The report called “Altered State?” is the most scholarly examination of the issue so far. It is likely to be scrutinized and cited by both sides in the debate.

“The uncertainty and the potential chaotic nature of what could happen here just totally derails this initiative,” said Roger Salazar, the spokesman for Public Safety First, one of four opposition committees that plan to fight the initiative. “Outside of the prices going down there is nothing else that is certain here and certainly not worth having the state of California become the first entity in the world to completely legalize production and sales of marijuana.”

Stephen Gutwillig, the California director of the Drug Policy Alliance, said: “The current system is loaded with the certainty of mass arrest, racist enforcement and boondoggle law enforcement expenses to the tune of hundreds of millions of dollars,” he said.

The report noted that it was impossible to predict tax revenues from the initiative, which leaves that decision to cities and counties, but concluded that revenues from a statewide $50-per-ounce tax could range from $650 million to $1.49 billion.

To calculate the price drop, researchers looked at the cost of growing marijuana in a 1,500-square-foot house. The researchers concluded that the wages paid to employees who tend the crop would slip from as much as $25 per hour to no more than $10, just a little above what nursery laborers earn.

The report is likely to make it even harder for legalization advocates to persuade the state’s growers and suppliers, particularly in the Emerald Triangle, to support the initiative. The triangle area includes Humboldt, Mendocino and Trinity counties.

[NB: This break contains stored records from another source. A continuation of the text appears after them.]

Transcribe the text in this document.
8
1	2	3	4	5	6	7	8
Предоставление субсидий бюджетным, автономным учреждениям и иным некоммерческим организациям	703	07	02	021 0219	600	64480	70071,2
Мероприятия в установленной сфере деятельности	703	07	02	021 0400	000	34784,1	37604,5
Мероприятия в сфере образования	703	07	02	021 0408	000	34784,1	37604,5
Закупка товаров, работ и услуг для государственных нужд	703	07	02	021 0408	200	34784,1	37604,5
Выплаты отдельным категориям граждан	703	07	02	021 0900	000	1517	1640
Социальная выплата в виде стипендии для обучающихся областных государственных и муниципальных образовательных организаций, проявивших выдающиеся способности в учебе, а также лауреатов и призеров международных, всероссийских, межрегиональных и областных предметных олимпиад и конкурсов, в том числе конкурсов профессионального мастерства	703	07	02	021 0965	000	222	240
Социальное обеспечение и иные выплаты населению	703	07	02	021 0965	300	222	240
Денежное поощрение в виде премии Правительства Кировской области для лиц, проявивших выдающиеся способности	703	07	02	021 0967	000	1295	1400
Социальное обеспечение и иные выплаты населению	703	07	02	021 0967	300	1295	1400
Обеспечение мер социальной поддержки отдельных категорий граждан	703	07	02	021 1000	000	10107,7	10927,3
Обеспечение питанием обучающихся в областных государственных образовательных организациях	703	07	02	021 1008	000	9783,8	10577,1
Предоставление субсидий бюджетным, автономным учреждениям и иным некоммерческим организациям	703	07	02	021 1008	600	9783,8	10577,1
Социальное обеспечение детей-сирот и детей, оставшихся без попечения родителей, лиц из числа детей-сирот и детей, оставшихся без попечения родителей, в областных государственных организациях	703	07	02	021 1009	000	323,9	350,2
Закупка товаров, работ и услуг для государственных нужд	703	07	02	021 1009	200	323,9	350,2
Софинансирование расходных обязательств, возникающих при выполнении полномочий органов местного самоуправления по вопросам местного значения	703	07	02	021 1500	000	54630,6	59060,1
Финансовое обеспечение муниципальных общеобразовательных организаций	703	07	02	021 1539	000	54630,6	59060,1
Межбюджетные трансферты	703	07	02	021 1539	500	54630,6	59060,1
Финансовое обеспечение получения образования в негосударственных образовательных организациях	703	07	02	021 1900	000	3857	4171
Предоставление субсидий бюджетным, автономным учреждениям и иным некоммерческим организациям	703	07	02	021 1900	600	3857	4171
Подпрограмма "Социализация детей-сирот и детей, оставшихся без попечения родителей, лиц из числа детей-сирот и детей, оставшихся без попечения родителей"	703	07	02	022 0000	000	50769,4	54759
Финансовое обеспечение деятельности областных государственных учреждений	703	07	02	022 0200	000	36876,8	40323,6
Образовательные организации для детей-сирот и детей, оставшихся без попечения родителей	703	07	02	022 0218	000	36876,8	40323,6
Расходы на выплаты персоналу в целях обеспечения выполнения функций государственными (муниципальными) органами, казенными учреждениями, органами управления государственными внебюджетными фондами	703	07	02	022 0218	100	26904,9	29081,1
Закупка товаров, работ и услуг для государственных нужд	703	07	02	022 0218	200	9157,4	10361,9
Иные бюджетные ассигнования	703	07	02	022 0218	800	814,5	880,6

Dale Gieringer, director of the state chapter of the National Organization for the Reform of Marijuana Laws, who has also looked at the issue, said the calculated price drop sounded reasonable, but he said it would not occur overnight. “It will descend slowly, is the likely scenario,” he said. “If you took it out of the statute book and dealt with it like parsley, yes, it would plummet.”

He acknowledged that consumption would probably increase if Proposition 19 passes, but said it is half the level it was in the late 1970s. “Fads come and go, drugs come in and out of fashion,” he said. “I think we’re in for a short-term increase in marijuana consumption regardless of whether the initiative passes.”

Researchers also looked at estimates of the cost of enforcing marijuana laws in California, which range from $200 million to $1.9 billion, and put it at “probably less than $300 million.” They also concluded that it is not possible to determine whether increased use would lead to more drugged driving accidents and to more use of harder drugs, such as cocaine, finding that the research is inconclusive.